1 large bunch dill, trimmed and finely chopped
3 tablespoons dried dill
2 cups white basmati rice, rinsed
2 tablespoons unsalted butter or olive oil
2 teaspoons kosher salt

Steps:

  • Set aside 1/4 cup of the chopped fresh dill. In a bowl, combine the rest of the fresh dill with the dried dill.
  • Place the rice, butter and salt in a medium pot. Add 3 1/2 cups water and bring to a boil over high heat. Give it a stir, reduce the heat to low, cover and cook until the water has been absorbed, about 12 minutes. (It's O.K. to lift the lid to check.)
  • Fold the dill mixture into the rice. Wrap the lid in a kitchen towel to catch the condensation, ensuring that the kitchen towel is secured up top so it doesn't catch fire. Firmly place the lid back on the pot.
  • Cook until the rice is cooked through and fluffy, about 15 minutes more. Gently fluff with a spoon, then transfer to a serving platter, scattering the reserved 1/4 cup fresh dill in between spoonfuls of rice.

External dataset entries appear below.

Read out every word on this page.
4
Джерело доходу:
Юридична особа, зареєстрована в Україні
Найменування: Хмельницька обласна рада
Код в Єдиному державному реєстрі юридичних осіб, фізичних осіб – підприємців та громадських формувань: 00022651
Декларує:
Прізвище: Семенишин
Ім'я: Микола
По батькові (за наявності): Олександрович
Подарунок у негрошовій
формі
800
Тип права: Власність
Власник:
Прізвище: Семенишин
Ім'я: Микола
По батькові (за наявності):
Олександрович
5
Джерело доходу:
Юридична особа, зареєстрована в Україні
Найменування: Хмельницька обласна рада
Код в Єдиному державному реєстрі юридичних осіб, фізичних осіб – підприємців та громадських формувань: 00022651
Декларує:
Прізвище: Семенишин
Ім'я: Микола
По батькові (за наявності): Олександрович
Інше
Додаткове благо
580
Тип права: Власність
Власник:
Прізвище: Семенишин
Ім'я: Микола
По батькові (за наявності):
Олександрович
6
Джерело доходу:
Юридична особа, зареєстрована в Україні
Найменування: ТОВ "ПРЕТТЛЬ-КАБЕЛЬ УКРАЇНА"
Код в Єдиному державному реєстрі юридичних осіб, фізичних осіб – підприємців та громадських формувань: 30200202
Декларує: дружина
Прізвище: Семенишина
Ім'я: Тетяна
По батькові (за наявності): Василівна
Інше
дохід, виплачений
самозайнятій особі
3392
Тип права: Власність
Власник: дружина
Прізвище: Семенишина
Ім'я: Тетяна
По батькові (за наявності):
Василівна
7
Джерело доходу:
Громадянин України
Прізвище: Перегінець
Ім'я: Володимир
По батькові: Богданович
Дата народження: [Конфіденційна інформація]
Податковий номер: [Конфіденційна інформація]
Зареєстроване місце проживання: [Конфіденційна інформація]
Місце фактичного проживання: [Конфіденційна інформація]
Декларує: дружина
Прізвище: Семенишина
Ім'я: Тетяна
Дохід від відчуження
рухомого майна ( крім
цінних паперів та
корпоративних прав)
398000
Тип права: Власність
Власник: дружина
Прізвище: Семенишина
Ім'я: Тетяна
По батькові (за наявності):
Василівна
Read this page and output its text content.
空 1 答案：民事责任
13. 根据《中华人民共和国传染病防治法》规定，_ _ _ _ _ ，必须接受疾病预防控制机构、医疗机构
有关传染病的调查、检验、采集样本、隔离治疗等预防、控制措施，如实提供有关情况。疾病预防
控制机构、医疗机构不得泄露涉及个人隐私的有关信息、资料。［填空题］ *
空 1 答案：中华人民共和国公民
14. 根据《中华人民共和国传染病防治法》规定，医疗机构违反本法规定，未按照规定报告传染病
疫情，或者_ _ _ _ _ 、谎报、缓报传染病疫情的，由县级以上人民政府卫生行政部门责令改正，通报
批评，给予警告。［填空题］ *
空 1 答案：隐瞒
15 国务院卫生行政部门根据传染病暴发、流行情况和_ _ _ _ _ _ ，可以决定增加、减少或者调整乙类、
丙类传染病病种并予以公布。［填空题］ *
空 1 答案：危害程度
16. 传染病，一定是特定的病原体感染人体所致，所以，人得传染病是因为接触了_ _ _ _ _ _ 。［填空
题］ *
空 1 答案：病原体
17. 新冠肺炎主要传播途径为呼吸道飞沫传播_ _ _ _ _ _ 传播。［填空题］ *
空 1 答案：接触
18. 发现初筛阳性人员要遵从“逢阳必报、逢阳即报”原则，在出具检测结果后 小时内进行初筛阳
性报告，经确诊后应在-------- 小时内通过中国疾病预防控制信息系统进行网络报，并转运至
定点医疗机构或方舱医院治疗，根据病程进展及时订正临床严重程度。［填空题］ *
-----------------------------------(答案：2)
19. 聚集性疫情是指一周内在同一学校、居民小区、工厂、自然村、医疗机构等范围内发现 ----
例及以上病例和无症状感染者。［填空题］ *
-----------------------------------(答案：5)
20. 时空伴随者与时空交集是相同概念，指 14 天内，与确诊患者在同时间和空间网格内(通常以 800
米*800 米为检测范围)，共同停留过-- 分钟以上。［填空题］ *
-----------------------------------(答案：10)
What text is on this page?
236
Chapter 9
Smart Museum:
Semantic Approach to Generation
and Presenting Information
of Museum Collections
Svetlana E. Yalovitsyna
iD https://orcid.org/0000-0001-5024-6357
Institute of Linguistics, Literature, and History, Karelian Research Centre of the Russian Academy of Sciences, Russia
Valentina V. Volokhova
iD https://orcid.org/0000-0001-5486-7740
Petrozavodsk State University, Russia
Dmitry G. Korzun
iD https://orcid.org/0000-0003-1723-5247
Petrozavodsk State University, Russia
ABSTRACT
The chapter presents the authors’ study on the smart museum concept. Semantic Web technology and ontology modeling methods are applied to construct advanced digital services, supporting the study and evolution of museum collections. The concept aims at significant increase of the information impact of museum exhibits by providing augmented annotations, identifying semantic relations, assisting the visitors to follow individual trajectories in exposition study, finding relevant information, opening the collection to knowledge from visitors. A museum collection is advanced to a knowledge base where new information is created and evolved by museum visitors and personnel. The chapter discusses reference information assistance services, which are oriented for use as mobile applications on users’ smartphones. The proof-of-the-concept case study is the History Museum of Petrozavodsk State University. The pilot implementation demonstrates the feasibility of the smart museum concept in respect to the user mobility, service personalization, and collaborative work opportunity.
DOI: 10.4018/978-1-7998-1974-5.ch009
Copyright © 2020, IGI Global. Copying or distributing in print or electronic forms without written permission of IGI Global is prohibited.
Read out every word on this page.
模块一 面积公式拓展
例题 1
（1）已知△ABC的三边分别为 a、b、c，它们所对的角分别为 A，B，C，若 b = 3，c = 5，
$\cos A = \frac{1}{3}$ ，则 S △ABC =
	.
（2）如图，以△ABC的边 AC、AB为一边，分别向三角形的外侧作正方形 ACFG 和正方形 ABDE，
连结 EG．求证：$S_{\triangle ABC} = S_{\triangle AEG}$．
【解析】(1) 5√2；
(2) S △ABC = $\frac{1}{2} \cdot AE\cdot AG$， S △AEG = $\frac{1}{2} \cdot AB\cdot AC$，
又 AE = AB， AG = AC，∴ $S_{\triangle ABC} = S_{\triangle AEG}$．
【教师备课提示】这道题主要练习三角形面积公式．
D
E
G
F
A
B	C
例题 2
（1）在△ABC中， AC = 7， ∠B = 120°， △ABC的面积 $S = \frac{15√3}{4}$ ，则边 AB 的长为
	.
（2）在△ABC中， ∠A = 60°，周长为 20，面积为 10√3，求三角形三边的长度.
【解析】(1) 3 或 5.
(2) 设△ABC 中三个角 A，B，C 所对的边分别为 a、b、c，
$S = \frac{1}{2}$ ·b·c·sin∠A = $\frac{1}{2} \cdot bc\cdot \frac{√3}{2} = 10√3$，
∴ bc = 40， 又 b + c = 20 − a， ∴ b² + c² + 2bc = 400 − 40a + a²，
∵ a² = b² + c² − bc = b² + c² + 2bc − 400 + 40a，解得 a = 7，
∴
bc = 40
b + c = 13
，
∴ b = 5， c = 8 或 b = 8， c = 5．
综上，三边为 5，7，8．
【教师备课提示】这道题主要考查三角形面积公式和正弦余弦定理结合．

PERSIAN RICE WITH PISTACHIOS AND DILL



Persian Rice with Pistachios and Dill image

Categories     Herb     Nut     Rice     Side     Vegetarian     Ramadan     Pistachio     Dill     Simmer     Gourmet     Sugar Conscious     Pescatarian     Wheat/Gluten-Free     Peanut Free     Soy Free     No Sugar Added     Kosher

Yield Makes 8 to 10 (side dish) servings

Number Of Ingredients 6

3 cups basmati rice (1 1/4 pound)
4 quart water
3 tablespoons salt (for water)
3/4 stick (6 tablespoons) unsalted butter
2/3 cup chopped fresh dill
1 cup coarsely chopped shelled natural pistachios (5 ounces)

Steps:

  • Rinse rice in several changes of cold water in a large bowl until water runs clear. Drain in a large sieve.
  • Bring water and salt to a boil in a 6-quart heavy pot and parboil rice, uncovered, 5 minutes. Drain in large sieve.
  • Melt butter in bottom of cleaned pot and spoon rice over it, alternating with sprinklings of dill and pistachios and mounding loosely, ending with rice. Make 5 or 6 holes in rice to bottom of pot with round handle of a wooden spoon, then cover pot with a kitchen towel and a heavy lid. Fold edges of towel up over lid (to keep towel from burning) and cook rice, undisturbed, over moderately low heat until tender and a crust forms on bottom, 30 to 35 minutes.
  • Spoon loose rice onto a platter and dip bottom of pan in a large bowl of cold water 30 seconds to loosen tah-dig (the rice crust on the bottom). Remove tah-dig with a large spoon and serve in a separate bowl or over loose rice.

Tips:

  • Use high-quality basmati rice for the best results. Basmati rice is a long-grain rice that cooks up light and fluffy, and it has a delicate flavor that pairs well with the herbs and spices in this dish.
  • Rinse the rice thoroughly before cooking. This will help to remove any starch or impurities from the rice, and it will also help the rice to cook more evenly.
  • Use a good quality vegetable broth or stock. This will add flavor and depth to the rice, and it will also help to keep it moist.
  • Don't overcrowd the rice cooker. If you add too much rice to the rice cooker, it will not cook evenly. Follow the manufacturer's instructions for the maximum amount of rice that can be cooked in your rice cooker.
  • Let the rice rest for a few minutes before serving. This will allow the rice to absorb all of the flavors from the herbs and spices.

Conclusion:

This Persian dill rice is a delicious and easy-to-make side dish that is perfect for any occasion. It is a great way to use up leftover rice, and it is also a healthy and flavorful option for lunch or dinner. Serve it with your favorite Persian dishes, or enjoy it on its own as a light and refreshing meal.